Revenant sur ces débats, je souhaite m’interroger tout d’abord sur les stratégies des « Eichmann de papier » contemporains. Peut-on envisager la transposition temporelle et thématique des réflexions de Pierre Vidal-Naquet ? À l’ère de la post-vérité et compte tenu de l’évolution des médias de masse, ces stratégies sont-elles les mêmes qu’il y a quarante ans ? Le démontage des mécanismes révisionnistes sur les grands génocides peut-il être généralisé à la négation d’autres crimes collectifs, d’ordre politique – en l’occurrence, au Chili ?

Ensuite, je me propose de mettre en évidence les enjeux éthiques de cette intime indignation que l’on éprouve face à la négation d’événements historiques dont on porte soi-même les traces.
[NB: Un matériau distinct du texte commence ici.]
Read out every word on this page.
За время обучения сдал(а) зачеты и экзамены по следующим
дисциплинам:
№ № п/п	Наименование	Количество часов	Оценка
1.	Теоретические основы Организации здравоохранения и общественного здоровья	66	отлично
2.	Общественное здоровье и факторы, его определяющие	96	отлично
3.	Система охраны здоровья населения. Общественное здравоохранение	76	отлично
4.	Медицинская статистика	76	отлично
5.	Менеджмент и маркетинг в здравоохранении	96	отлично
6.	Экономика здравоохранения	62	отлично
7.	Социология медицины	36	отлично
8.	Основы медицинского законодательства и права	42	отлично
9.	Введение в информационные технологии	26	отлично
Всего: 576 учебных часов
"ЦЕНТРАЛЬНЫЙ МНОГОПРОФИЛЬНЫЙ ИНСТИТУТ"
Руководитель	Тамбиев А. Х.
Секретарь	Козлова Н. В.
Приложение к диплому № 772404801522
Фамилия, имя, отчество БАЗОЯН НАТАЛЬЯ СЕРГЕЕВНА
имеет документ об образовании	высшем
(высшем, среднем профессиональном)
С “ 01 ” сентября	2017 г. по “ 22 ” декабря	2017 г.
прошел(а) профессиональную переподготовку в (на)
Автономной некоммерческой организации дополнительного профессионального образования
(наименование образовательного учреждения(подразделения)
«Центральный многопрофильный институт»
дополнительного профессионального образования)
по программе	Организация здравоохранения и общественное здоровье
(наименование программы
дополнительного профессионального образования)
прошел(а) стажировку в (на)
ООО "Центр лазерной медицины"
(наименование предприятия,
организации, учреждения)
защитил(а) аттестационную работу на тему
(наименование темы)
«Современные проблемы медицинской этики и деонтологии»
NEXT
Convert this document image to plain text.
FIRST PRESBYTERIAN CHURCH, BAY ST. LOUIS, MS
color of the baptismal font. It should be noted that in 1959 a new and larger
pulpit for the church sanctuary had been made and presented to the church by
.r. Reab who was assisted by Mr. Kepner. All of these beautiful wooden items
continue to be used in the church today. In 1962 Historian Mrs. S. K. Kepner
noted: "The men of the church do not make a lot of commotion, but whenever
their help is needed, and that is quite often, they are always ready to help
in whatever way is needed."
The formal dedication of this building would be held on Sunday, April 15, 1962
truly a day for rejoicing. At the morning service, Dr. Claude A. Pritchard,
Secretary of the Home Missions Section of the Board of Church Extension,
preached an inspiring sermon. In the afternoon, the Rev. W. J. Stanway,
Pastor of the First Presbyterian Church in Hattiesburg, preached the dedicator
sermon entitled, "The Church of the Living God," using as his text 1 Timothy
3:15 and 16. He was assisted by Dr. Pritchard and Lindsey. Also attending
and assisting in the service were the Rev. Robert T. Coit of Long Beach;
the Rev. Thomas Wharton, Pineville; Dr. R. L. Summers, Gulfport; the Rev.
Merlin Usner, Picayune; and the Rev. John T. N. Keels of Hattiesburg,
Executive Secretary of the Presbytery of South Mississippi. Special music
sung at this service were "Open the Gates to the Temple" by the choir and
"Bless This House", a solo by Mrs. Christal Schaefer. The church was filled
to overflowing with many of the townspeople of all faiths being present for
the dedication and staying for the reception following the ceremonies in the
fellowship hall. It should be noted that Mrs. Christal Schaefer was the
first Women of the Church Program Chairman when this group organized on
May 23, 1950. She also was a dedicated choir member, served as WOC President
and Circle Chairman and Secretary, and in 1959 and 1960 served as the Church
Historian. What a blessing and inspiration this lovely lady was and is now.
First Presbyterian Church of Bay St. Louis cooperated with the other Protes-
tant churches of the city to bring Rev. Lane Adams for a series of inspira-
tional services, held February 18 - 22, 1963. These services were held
Pourquoi les survivants – et leurs descendants – ont-ils le sentiment d’être niés dans leur existence ? Pourquoi ce sentiment est-il aussi brutal lorsque les propos prennent la forme d’une banale opinion : «  à mon avis  » ? Et surtout, de quel droit peut-on interdire leur expression, alors qu’on défend par ailleurs la liberté de pensée et de parole inhérente à la démocratie ?

Autant de questions que les débats sur le révisionnisme et le négationnisme ont soulevées en Europe, mais dont les réponses sont loin de faire l’unanimité. Il suffit de penser aux controverses qu’a suscitées en France la prise de position de Noam Chomsky sur le négationnisme de Robert Faurisson, non pas qu’il fût d’accord avec ses affirmations, mais parce qu’il considérait que leur interdiction portait atteinte au principe de la «  liberté d’expression  » de tout chercheur. Argument que Vidal-Naquet réfute sur le champ : « Certes, on peut soutenir que chacun a droit au mensonge et au faux, et que la liberté individuelle comporte ce droit […]. Mais le droit que le faussaire peut revendiquer ne doit pas lui être concédé au nom de la vérité[3]. » Ce contre-argument se référait à Faurisson en tant qu’«  historien  » – professionnel supposé de la vérité. S’il peut être également soutenu face à des personnes investies de rôles plus ou moins contraints par la «  vérité  » – enseignant, homme politique… –, dans quelle mesure reste-t-il valable pour le citoyen ordinaire qui nie publiquement des massacres historiques, sans prétendre parler au nom de la vérité mais tout simplement exprimer sa vérité à lui, donner «  son avis  » ?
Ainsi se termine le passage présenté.